Pemilu legislatif dan Pemilihan Presiden April 2019, hasilnya telah kita ketahui semua. Untuk Pilpres dimenangkan oleh Jokowi-Maruf dengan perolehan suara 55,50 persen, sedangkan Prabowo-Sandiaga Uno 44,50 persen (https://www.liputan6.com/pilpres/read/3971369/hasil-final-pilpres-2019-jokowi-5550-persen-prabowo-4450-persen).
Sedangkan partai politik yang masuk ke DPR ada Sembilan. Yakni, PDIP (19,33 persen suara), Gerindra (12,57 persen), Golkar (12,31 persen), PKB (9,69 persen), Partai NasDem (9,05 persen), PKS (8,21 persen), Demokrat (7,77 persen), PAN (6,84 persen), dan PPP (4,52 persen) (https://www.cnnindonesia.com/nasional/20190627210654-32-407163/rekonsiliasi-politik-dan-kekhawatiran-rusaknya-demokrasi).
Pemilu tahun 2019 ini sangat luar biasa gegap gempita. Masyarakat terpolarisasi menjadi dua kubu. Kubu 01 Jokowi-Maruf, yang didukung oleh sepuluh Parpol, yakni: PDIP, Golkar, PKB, PPP, Nasdem, Hanura, Perindo, PKPI, PSI, dan PBB. Sementara Kubu 02 Prabowo-Sandi didukung oleh: Gerindra, PKS, PAN, Partai Demokrat, dan Partai Berkarya.

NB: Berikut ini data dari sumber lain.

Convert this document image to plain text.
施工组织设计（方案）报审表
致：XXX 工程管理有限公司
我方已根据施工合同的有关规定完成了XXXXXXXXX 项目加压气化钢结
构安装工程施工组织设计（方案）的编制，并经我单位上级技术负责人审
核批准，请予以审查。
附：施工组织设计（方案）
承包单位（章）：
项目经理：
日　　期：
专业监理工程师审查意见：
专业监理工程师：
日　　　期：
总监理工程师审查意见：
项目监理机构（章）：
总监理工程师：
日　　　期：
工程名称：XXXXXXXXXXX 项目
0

Polarisasi ini sudah sangat menghawatirkan kita. Para pendukung masing-masing kubu, sangat mencintai jagoannya. Mereka membelanya habis-habisan. Pertempuran Cebong dan Kampret, tidak bisa kita anggap sepele. Luka yang diakibatkan polarisasi ini, bisa mengancam keselamatan integrasi bangsa.
Demokrasi Minus Oposisi
Banyak pihak menghawatirkan polarisasi masyarakat ini. Kehawatiran itu mendapat tanggapan serius dari Presiden terpilih Jokowi. Prabowo sebagai rivalnya dimasukkan dalam Kabinet kerja Jilid 2 sebagai Mentri Pertahanan. Rupanya benar adanya adagium yang mengatakan, bahwa dalam politik itu tidak ada pertemanan abadi dan permusuhan abadi.
Saat ini, masuknya kelompok oposisi ke barisan koalisi, menimbulkan kekhawatiran kita akan hilangnya fungsi kontrol yang seharusnya ada dalam sebuah negara demokratis. Dalam negara demokratis sangat diperlukan adanya kekuatan penyeimbang. Kemunduran lainnya adalah adanya Revisi UU KPK. Itu merupakan setback/ mengembalikan demokrasi kita ke masa lalu.
Dengan dimasukannya Prabowo menjadi bagian dalam kabinet kerja jilid duanya. Banyak orang mengatakan, bahwa itu manuver politik Jokowi yang sangat tepat. Suhu politik yang tadinya cukup tinggi, pasca Pilpres mulai mendingin. Prabowo pun nampak bersikap loyal kepada Presiden Jokowi, polarisasi di dalam masyarakat pun mulai mencair. Meskipun demikian, masih ada yang menganalisis –meragukan latar belakang Prabowo masuk dalam kabinet.
Strategi Sun Tzu
Kalau kita cermati langkah-langkah politik Prabowo beberapa saat setelah dilantik menjadi Menhan, memang pantas disematkan keraguan pada Prabowo. Karena langkah-langkah politiknya menimbulkan kekaguman rakyat, seperti menolak mobil dinas, gaji, dan lain-lain fasilitas yang seharusnya diterima oleh seorang pembantu Presiden. Adakah agenda yang lain?
Namun, berita itu kemudian diklarifikasi tidak benar oleh Prabowo. Klarifikasi seperti itu, bagi saya justru merupakan sebuah siasat politik yang mirip pernah diutarakan oleh Sun Tzu. Dalam stragegi ke-10 nya, Sun Tzu menyatakan: Pisau tersarung dalam senyum. Puji dan jilat musuh anda. Ketika anda mendapat kepercayaan darinya, anda bergerak melawannya secara rahasia. Nantinya, saat rakyat tidak mempercai pimpinannya lagi, karena beratnya beban ekonomi. Dia tampil sebagai penyelamat yang disukai oleh rakyat.
Semoga analisis seperti ini tidak benar. Kita percaya bahwa masuknya Prabowo ke dalam kabinet, didorong oleh rasa cintanya kepada NKRI, mendharma-bhaktikan kemampuan yang dimiliki untuk kemajuan bangsa. Untuk melihat benar/tidaknya hal ini, hanya bisa dibuktikan dengan berlalunya waktu.